时间:2018-06-28 09:11:24

标签: r tm

我的csv文件中只有评论(仅行无列)。我想计算csv文件中单词的频率,例如“爱”之类的单词。我不想每个单词都出现频率。我只希望这三个单词出现在csv文档中多少次。  我已经尝试过这些代码,但是它给了我我不想使用的每个单词的频率。 谁能帮助我计算特定单词或特定单词列表的频率?

texts <- read.csv("./Data/fast food/Domino's/Domino's veg pizza.csv",stringsAsFactors = FALSE)
    docs <- Corpus(VectorSource(texts))
    toSpace <- content_transformer(function (x , pattern ) gsub(pattern, " ", x))
    docs <- tm_map(docs, toSpace, "/")
    docs <- tm_map(docs, toSpace, "@")
    docs <- tm_map(docs, toSpace, "\\|")
    docs <- tm_map(docs, content_transformer(tolower))
    docs <- tm_map(docs, removeNumbers)
    docs <- tm_map(docs, removeWords, stopwords("english"))
    docs <- tm_map(docs, removeWords, c("blabla1", "blabla2")) 
    docs <- tm_map(docs, removePunctuation)
    docs <- tm_map(docs, stripWhitespace)

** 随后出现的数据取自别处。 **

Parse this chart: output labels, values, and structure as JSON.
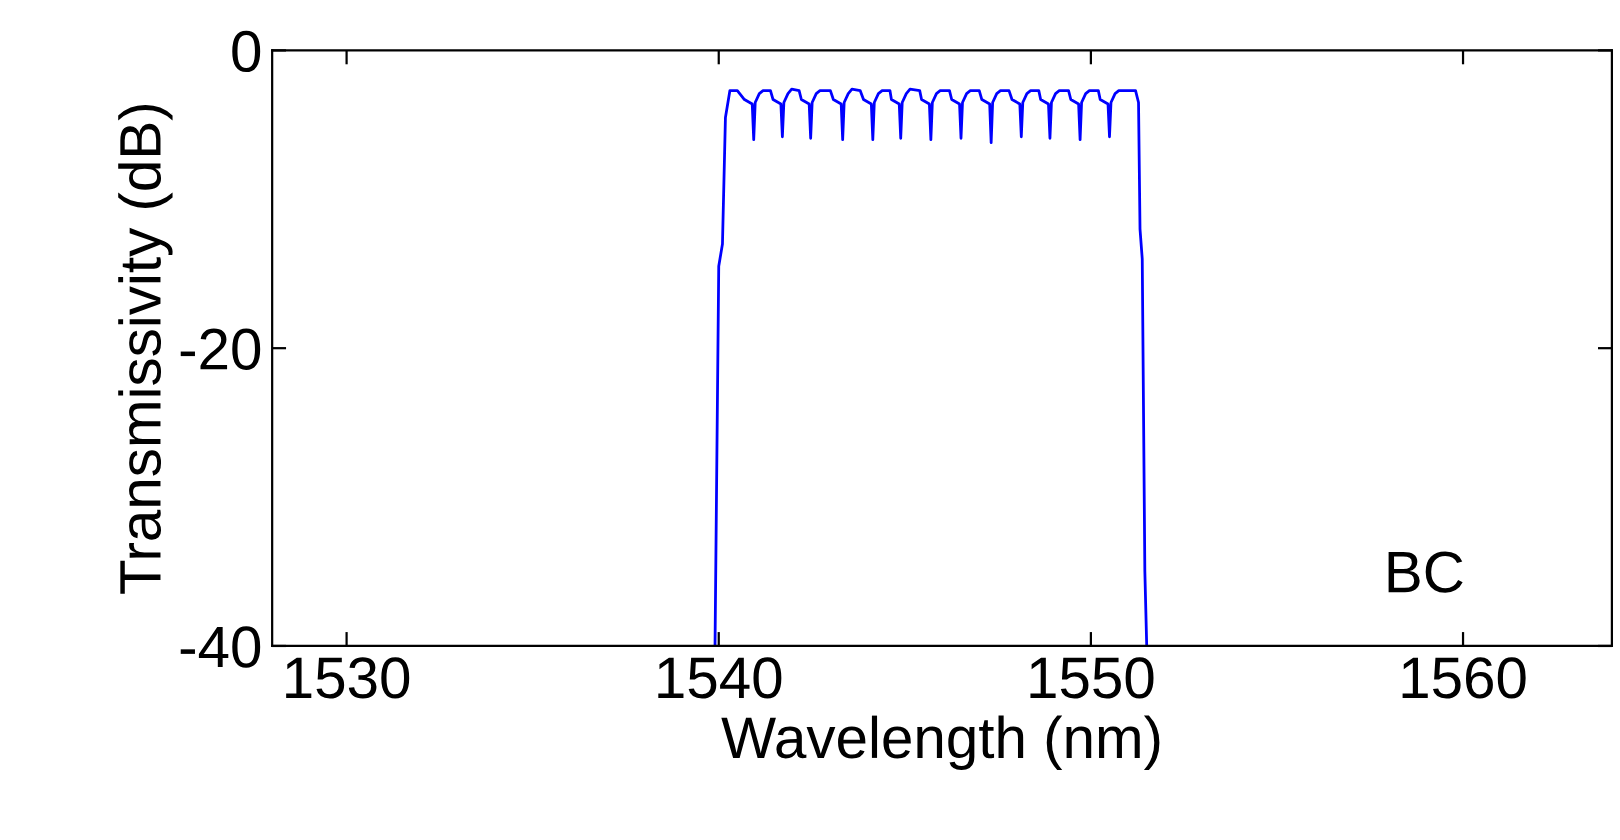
{
  "chart_data": {
    "type": "line",
    "xlabel": "Wavelength (nm)",
    "ylabel": "Transmissivity (dB)",
    "xlim": [
      1528,
      1564
    ],
    "xticks": [
      1530,
      1540,
      1550,
      1560
    ],
    "ylim": [
      -40,
      0
    ],
    "yticks": [
      -40,
      -20,
      0
    ],
    "grid": false,
    "marker": "none",
    "line_style": "solid",
    "annotations": [
      "BC"
    ],
    "series": [
      {
        "color": "#0000ff",
        "x": [
          1539.9,
          1540.0,
          1540.1,
          1540.18,
          1540.3,
          1540.5,
          1540.69,
          1540.9,
          1540.94,
          1540.98,
          1541.09,
          1541.19,
          1541.39,
          1541.46,
          1541.67,
          1541.71,
          1541.75,
          1541.86,
          1541.96,
          1542.16,
          1542.22,
          1542.43,
          1542.47,
          1542.51,
          1542.62,
          1542.72,
          1543.0,
          1543.08,
          1543.29,
          1543.33,
          1543.37,
          1543.48,
          1543.58,
          1543.8,
          1543.89,
          1544.1,
          1544.14,
          1544.18,
          1544.29,
          1544.39,
          1544.6,
          1544.64,
          1544.85,
          1544.89,
          1544.93,
          1545.04,
          1545.14,
          1545.4,
          1545.45,
          1545.66,
          1545.7,
          1545.74,
          1545.85,
          1545.95,
          1546.2,
          1546.26,
          1546.47,
          1546.51,
          1546.55,
          1546.66,
          1546.76,
          1547.0,
          1547.07,
          1547.28,
          1547.32,
          1547.36,
          1547.47,
          1547.57,
          1547.8,
          1547.88,
          1548.09,
          1548.13,
          1548.17,
          1548.28,
          1548.38,
          1548.6,
          1548.65,
          1548.86,
          1548.9,
          1548.94,
          1549.05,
          1549.15,
          1549.4,
          1549.46,
          1549.67,
          1549.71,
          1549.75,
          1549.86,
          1549.96,
          1550.2,
          1550.25,
          1550.46,
          1550.5,
          1550.54,
          1550.65,
          1550.75,
          1551.2,
          1551.28,
          1551.32,
          1551.38,
          1551.45,
          1551.5
        ],
        "values": [
          -40,
          -14.5,
          -13.0,
          -4.5,
          -2.7,
          -2.7,
          -3.3,
          -3.6,
          -6.0,
          -3.5,
          -2.9,
          -2.7,
          -2.7,
          -3.3,
          -3.6,
          -5.8,
          -3.5,
          -2.9,
          -2.6,
          -2.7,
          -3.3,
          -3.6,
          -5.9,
          -3.5,
          -2.9,
          -2.7,
          -2.7,
          -3.3,
          -3.6,
          -6.0,
          -3.5,
          -2.9,
          -2.6,
          -2.7,
          -3.3,
          -3.6,
          -6.0,
          -3.5,
          -2.9,
          -2.7,
          -2.7,
          -3.3,
          -3.6,
          -5.9,
          -3.5,
          -2.9,
          -2.6,
          -2.7,
          -3.3,
          -3.6,
          -6.0,
          -3.5,
          -2.9,
          -2.7,
          -2.7,
          -3.3,
          -3.6,
          -5.9,
          -3.5,
          -2.9,
          -2.7,
          -2.7,
          -3.3,
          -3.6,
          -6.2,
          -3.5,
          -2.9,
          -2.7,
          -2.7,
          -3.3,
          -3.6,
          -5.8,
          -3.5,
          -2.9,
          -2.7,
          -2.7,
          -3.3,
          -3.6,
          -5.9,
          -3.5,
          -2.9,
          -2.7,
          -2.7,
          -3.3,
          -3.6,
          -6.0,
          -3.5,
          -2.9,
          -2.7,
          -2.7,
          -3.3,
          -3.6,
          -5.8,
          -3.5,
          -2.9,
          -2.7,
          -2.7,
          -3.5,
          -12.0,
          -14.0,
          -35.0,
          -40
        ]
      }
    ]
  }
}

cor<-Corpus(VectorSource(texts$Reviews))
    dtm <- TermDocumentMatrix(docs)
    m <- as.matrix(dtm)
    v <- sort(rowSums(m),decreasing=TRUE)
    d <- data.frame(word = names(v),freq=v)
    head(d, 20)
    findFreqTerms(dtm, 10)

1 个答案:

答案 0 :(得分:0)

如果要计算特定单词的出现频率,可以使用DocumentTermMatrix控制部分中的dictionary选项。

在您的情况下:

my_words <- c("love", "like" , "best")
dtm <- TermDocumentMatrix(docs, control = list(dictionary = my_words))

以下是可重现的示例:

library(tm)

data("crude")
crude <- as.VCorpus(crude)
crude <- tm_map(crude, stripWhitespace)
crude <- tm_map(crude, removePunctuation)
crude <- tm_map(crude, content_transformer(tolower))
crude <- tm_map(crude, removeWords, stopwords("english"))

my_words <- c("oil", "contract")

my_dtm <- DocumentTermMatrix(crude, control = list(dictionary = my_words))

inspect(my_dtm)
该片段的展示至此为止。